Comment les loix doivent entretenir la frugalité dans la démocratie.


IL ne suffit pas, dans une bonne démocratie, que les portions de terre soient égales ; il faut qu’elles soient petites, comme chez les Romains. "A dieu ne plaise, disoit Curius à ses soldats[1], qu’un citoyen estime peu de terre, ce qui est suffisant pour nourrir un homme."
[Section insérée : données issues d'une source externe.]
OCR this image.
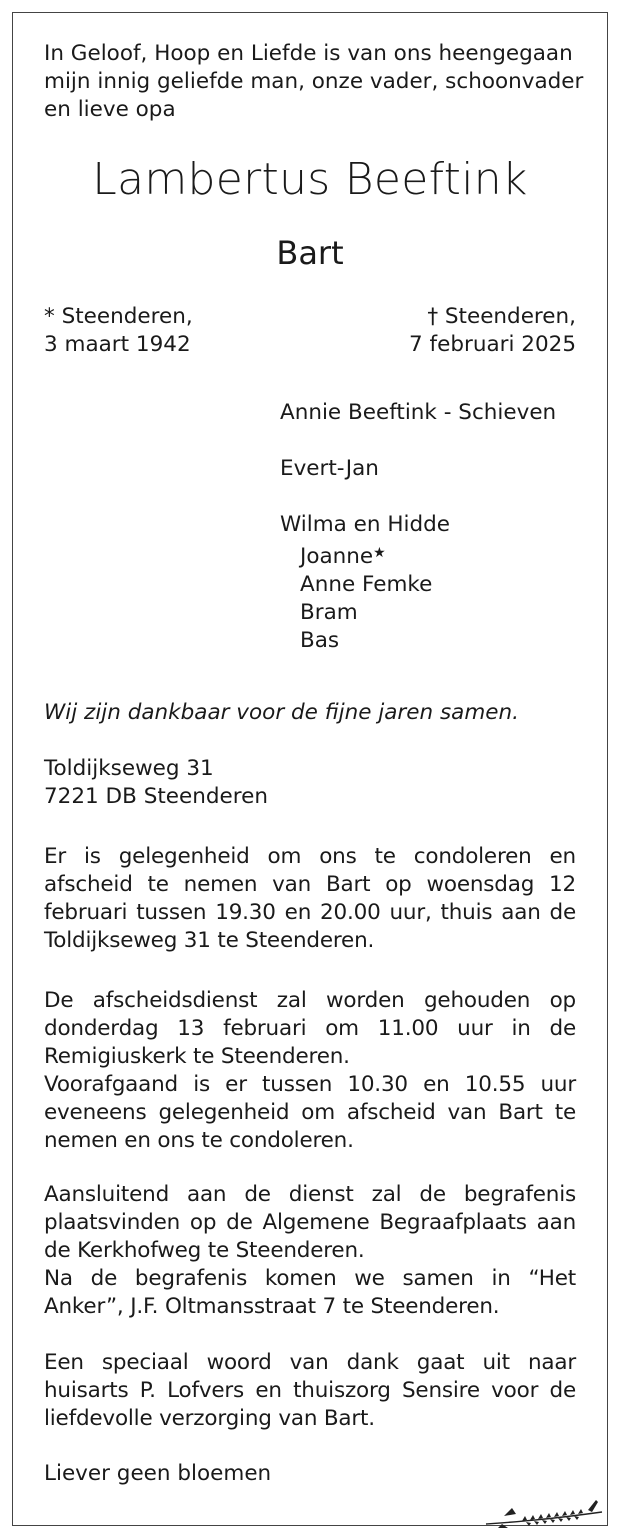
In Geloof, Hoop en Liefde is van ons heengegaan
mijn innig geliefde man, onze vader, schoonvader
en lieve opa
Lambertus Beeftink
Bart
* Steenderen,
3 maart 1942
† Steenderen,
7 februari 2025
Annie Beeftink - Schieven
Evert-Jan
Wilma en Hidde
Joanne★
Anne Femke
Bram
Bas
Wij zijn dankbaar voor de fijne jaren samen.
Toldijkseweg 31
7221 DB Steenderen
Er is gelegenheid om ons te condoleren en afscheid te nemen van Bart op woensdag 12 februari tussen 19.30 en 20.00 uur, thuis aan de Toldijkseweg 31 te Steenderen.
De afscheidsdienst zal worden gehouden op donderdag 13 februari om 11.00 uur in de Remigiuskerk te Steenderen.
Voorafgaand is er tussen 10.30 en 10.55 uur eveneens gelegenheid om afscheid van Bart te nemen en ons te condoleren.
Aansluitend aan de dienst zal de begrafenis plaatsvinden op de Algemene Begraafplaats aan de Kerkhofweg te Steenderen.
Na de begrafenis komen we samen in “Het Anker”, J.F. Oltmansstraat 7 te Steenderen.
Een speciaal woord van dank gaat uit naar huisarts P. Lofvers en thuiszorg Sensire voor de liefdevolle verzorging van Bart.
Liever geen bloemen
Comme l’égalité des fortunes entretient la frugalité, la frugalité maintient l’égalité des fortunes. Ces choses, quoique différentes, sont telles, qu’elles ne peuvent subsister l’une sans l’autre ; chacune d’elles est la cause & l’effet ; si l’une se retire de la démocratie, l’autre la suit toujours.

Il est vrai que, lorsque la démocratie est fondée sur le commerce, il peut fort bien arriver que des particuliers y aient de grandes richesses, & que les mœurs n’y soient pas corrompues. C’est que l’esprit de commerce entraine avec soi celui de frugalité, d’économie, de modération, de travail, de sagesse, de tranquillité, d’ordre & de regle. Ainsi, tandis que cet esprit subsiste, les richesses qu’il produit n’ont aucun mauvais effet. Le mal arrive, lorsque l’excès des richesses détruit cet esprit de commerce : on voit tout-à-coup, naître les désordres de l’inégalité, qui ne s’étoient pas encore fait sentir.

  1. Ils demandoient une plus grande portion de la terre conquise. Plutarque, œuvres morales, vies des anciens rois & capitaines.